Ultimately, the Nakashimas were sponsored by his friend and former employer Antonin Raymond to move to his farm in New Hope, Pennsylvania. There in the Delaware Valley, Nakashima established his home, studio, and workshop. He died in 1990 at age 85, a little more than a year into the Krosnick rebuilding project. His daughter Mira, who had worked by his side since the 1970s, saw the project through to the end. Today, she continues to lead the Nakashima studio, creating works under her own name while carrying forth the methods and techniques embraced by her father.

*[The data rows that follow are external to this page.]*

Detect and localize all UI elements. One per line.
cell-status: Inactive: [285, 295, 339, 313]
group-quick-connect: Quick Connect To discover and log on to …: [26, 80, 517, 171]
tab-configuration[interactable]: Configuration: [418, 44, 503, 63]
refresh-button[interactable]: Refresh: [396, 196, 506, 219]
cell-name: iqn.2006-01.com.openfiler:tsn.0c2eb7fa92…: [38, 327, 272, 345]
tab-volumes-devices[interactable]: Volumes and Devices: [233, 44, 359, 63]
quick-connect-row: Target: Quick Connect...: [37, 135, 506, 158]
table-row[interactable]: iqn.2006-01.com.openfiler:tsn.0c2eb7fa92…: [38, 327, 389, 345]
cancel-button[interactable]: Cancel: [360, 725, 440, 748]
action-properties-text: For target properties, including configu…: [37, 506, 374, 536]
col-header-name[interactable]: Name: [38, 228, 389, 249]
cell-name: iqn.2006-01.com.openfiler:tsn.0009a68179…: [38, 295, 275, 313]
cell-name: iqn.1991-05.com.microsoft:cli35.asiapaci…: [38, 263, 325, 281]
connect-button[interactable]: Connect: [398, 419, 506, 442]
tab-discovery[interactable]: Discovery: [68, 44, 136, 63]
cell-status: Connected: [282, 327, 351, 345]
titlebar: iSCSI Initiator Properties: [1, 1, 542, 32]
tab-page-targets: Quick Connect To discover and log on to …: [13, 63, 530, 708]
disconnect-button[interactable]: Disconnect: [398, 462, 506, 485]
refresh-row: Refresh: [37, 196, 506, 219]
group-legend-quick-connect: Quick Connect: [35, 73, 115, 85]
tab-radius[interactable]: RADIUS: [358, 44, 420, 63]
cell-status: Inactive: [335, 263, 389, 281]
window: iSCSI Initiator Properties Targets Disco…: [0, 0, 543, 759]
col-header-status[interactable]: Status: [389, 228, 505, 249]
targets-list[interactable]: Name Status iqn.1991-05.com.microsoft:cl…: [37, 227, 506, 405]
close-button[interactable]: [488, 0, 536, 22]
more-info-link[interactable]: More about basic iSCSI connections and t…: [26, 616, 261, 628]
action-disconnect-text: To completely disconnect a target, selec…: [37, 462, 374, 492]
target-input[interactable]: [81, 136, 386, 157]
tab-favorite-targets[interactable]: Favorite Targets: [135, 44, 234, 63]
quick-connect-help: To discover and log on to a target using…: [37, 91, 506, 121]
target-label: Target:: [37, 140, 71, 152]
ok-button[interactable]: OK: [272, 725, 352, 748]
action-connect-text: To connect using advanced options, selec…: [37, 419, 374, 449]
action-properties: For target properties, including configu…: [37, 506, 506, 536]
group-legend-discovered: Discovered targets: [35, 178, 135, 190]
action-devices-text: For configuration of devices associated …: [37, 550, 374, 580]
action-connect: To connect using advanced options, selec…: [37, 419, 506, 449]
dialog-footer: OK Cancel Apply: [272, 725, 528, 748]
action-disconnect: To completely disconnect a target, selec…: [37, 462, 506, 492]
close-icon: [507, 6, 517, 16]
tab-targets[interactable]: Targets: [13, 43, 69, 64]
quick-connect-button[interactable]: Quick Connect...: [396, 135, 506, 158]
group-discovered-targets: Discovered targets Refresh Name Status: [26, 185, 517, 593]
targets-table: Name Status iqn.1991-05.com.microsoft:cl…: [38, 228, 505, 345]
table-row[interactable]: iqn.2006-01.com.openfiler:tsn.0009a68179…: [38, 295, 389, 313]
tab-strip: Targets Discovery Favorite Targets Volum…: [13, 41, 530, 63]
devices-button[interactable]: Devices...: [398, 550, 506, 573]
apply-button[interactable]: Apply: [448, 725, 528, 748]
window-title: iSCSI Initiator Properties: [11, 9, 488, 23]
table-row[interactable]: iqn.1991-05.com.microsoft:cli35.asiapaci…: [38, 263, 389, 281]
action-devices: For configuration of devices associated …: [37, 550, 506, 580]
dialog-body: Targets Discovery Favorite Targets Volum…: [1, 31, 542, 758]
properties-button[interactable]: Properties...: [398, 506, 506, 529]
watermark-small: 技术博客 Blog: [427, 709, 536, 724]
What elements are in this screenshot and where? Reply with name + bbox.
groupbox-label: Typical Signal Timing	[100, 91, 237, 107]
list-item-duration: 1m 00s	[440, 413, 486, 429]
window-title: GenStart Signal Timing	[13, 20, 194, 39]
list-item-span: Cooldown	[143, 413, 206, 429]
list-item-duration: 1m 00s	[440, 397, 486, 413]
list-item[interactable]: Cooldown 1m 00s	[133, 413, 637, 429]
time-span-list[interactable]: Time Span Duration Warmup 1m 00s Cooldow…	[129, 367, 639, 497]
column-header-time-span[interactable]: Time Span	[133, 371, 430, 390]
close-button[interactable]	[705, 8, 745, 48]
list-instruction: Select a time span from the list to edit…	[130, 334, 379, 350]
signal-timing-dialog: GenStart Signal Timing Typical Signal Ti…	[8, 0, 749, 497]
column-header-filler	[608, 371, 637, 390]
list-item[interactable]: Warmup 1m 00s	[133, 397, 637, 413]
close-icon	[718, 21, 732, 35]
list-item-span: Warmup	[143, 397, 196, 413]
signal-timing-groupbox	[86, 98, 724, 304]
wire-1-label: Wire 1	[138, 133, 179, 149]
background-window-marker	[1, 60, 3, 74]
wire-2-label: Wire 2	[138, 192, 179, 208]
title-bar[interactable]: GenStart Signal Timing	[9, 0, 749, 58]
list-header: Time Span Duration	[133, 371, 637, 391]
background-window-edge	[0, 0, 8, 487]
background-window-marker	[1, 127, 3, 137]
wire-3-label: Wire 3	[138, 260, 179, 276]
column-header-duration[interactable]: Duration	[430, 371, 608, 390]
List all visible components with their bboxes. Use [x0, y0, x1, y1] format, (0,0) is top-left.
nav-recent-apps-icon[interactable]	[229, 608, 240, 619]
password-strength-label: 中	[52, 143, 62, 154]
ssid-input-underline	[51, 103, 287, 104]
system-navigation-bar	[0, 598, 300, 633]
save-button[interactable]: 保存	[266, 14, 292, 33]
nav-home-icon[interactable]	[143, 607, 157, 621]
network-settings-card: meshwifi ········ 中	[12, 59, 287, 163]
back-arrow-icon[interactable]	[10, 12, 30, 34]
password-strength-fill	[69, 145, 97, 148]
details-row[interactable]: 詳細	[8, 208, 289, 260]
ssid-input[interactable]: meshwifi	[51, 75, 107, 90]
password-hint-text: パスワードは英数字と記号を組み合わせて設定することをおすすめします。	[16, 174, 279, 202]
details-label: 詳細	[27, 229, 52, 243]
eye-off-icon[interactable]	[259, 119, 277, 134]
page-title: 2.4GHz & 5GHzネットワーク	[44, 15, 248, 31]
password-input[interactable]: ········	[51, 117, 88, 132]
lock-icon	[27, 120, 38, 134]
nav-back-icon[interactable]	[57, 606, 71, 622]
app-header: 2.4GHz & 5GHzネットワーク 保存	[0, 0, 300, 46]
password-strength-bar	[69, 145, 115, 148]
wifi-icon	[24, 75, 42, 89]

One might wonder what a 1989 table is doing in a museum featuring objects from the American Arts and Crafts Movement. After all, Nakashima was still a child when the Movement began to fade, making way for a new age of rapid industrialization and the streamlined glamour of Art Deco. Nevertheless, his creations from the last half of the 20th century are often reflective of the same aesthetic values of Arts and Crafts practitioners such as Frank Lloyd Wright, Gustav Stickley, Greene and Greene and others. Nakashima valued tradition and simplicity in design along with a deep respect for the materials he worked with. His furniture pieces were made by hand, one at a time, without extra color, frills, or embellishment. While he favored minimal technology, he accepted the machine as an aid to craftsmanship. Similar to Wright and the Greene brothers, he described himself as “an architect for complete environments, able to produce an integrated concept of architecture, furnishings and landscaping.”

Aryln Table top view.

Aryln Table top view

In the 1989 exhibition catalogue for the American Craft Museum retrospective of his work, Nakashima wrote:

“The fight for beauty has occupied my lifetime, and I have sought to create beauty in a world where little of it seems to exist. My efforts are small points of light within a larger light that is still possible and can grow to a great illumination.”

George Nakashima’s Arlyn table is indeed a creation of eloquence and incomparable beauty. The Museum of the American Arts and Crafts Movement will be proud to share it with its visitors.